Sejak lama memang kejujuran aparatur pemerintah itu sesuatu yang langka. Ketidak jujuran itu banyak sebab. Yang sering terjadi adalah karena adanya perintah dari atasan untuk tidak jujur atau menutupi suatu kebijakan yang salah, menjadi kebijakan yang terkesan benar dan katanya untuk kepentingan publik.
Di kalangan birokrasi kelembagaan kementerian Republik Indonesia, soal ketidak jujuran ini sudah semakin "menggila", sistematis, dan masif. Indikasinya antara lain di beberapa kementerian, pengisian pejabat eselon 1 dan 2, banyak digantung dan dijadikan Plt (Pelaksana tugas) sampai sekarang ini.
Jabatan Plt, memungkinkan Menteri yang bersangkutan membongkar pasang pejabatnya sesuai dengan keinginan dan selera sang Menteri yang luput dari pemantauan KASN (Komite Aparatur Sipil Negara), dan MenPAN.
Pola strategi kebijakan Menteri itu ternyata efektif dan ampuh membungkam atau membuat para aparatur pemerintahnya menjadi tidak jujur, kehilangan integritas, aji mumpung, dan asal bapak senang (ABS).
Para pejabat eselon I dan II (Pimpinan Tinggi Pratama dan Madya), saat ini mendapatkan remunerasi (Tunjangan Kinerja) cukup besar.
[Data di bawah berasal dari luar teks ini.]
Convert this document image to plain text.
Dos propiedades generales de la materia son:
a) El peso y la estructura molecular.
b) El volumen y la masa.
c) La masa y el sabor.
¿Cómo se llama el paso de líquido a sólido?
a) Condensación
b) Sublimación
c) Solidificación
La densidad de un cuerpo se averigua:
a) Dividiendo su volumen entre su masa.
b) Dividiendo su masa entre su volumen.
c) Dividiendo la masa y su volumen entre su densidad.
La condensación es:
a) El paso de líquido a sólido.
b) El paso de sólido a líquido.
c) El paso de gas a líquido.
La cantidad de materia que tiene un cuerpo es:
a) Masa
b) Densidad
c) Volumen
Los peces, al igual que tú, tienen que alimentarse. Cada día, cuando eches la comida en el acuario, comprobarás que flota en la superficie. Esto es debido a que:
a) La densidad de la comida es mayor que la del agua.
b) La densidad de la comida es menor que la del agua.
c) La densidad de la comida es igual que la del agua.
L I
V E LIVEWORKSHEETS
Eselon I bisa sampai Rp. 30 juta dan eselon II bisa sampai p. 20 juta tergantung grade performance Kementeriannya. Jika mereka kehilangan jabatan itu, tukin nya bisa nyungsep yang akan menggoyahkan sendi perekonomian rumah tangga.
Strategi berikutnya, Menteri merekrut para Staf khusus dan Tenaga Ahli Menteri, yang mengendalikan dan mensupervisi para Plt. maupun yang definitif pejabat eselon I dan II. Dan juga menyiapkan konsep-konsep kebijakan termasuk perancangan suatu produk regulasi untuk kepentingan kelompok-kelompok tertentu.
Lahirnya RUU Omnibus Kesehatan, yang pada awalnya tidak ada pihak yang mengaku siapa yang membuat Naskah Akademik dan RUU nya, tetapi draftnya beredar di masyarakat. Merupakan indikasi adanya pemain (invisible hand) yang menyusunnya. Pihak Kemenkes membantah, Baleg DPR juga membantah. Tetapi lucunya secara diam-diam dalam senyap para aparatur pemerintah membahasnya dan menyiapkan DIM-DIM sesuai dengan keinginan sang Menteri.
Tentu para stakeholder terkait ribut. Seluruh Organisasi Profesi Kesehatan heboh. Sebab draft RUU Kesehatan yang diumpan oleh invisible hand itu, memporak porandakan 10 UU Sektor Kesehatan lainnya, dan menyambar UJU Pendidikan dan UU SJSN/BPJS.
Para OPK (Organisasi Profesi Kesehatan) protes, mulai dengan cara santun, audiensi, memasukkan konsep -- konsep perbaikan DIM, sampai dengan protes melalui media sosial dan elektronik.
DPR dan Pemerintah jalan terus, tidak goyah dengan keinginan mereka. Dan ternyata belakangan pihak Baleg DPR mengaku bahwa RUU itu inisiatif DPR dan sudah masuk dalam Prolegnas. Sempurnalah "kebohongan" yang dibangun antara Kemenkes dengan Baleg DPR. Hak inisiatif DPR, tetapi Kemenkes yang menguasai bahannya dan aktif membahasnya sampai pada pendekatan DIM.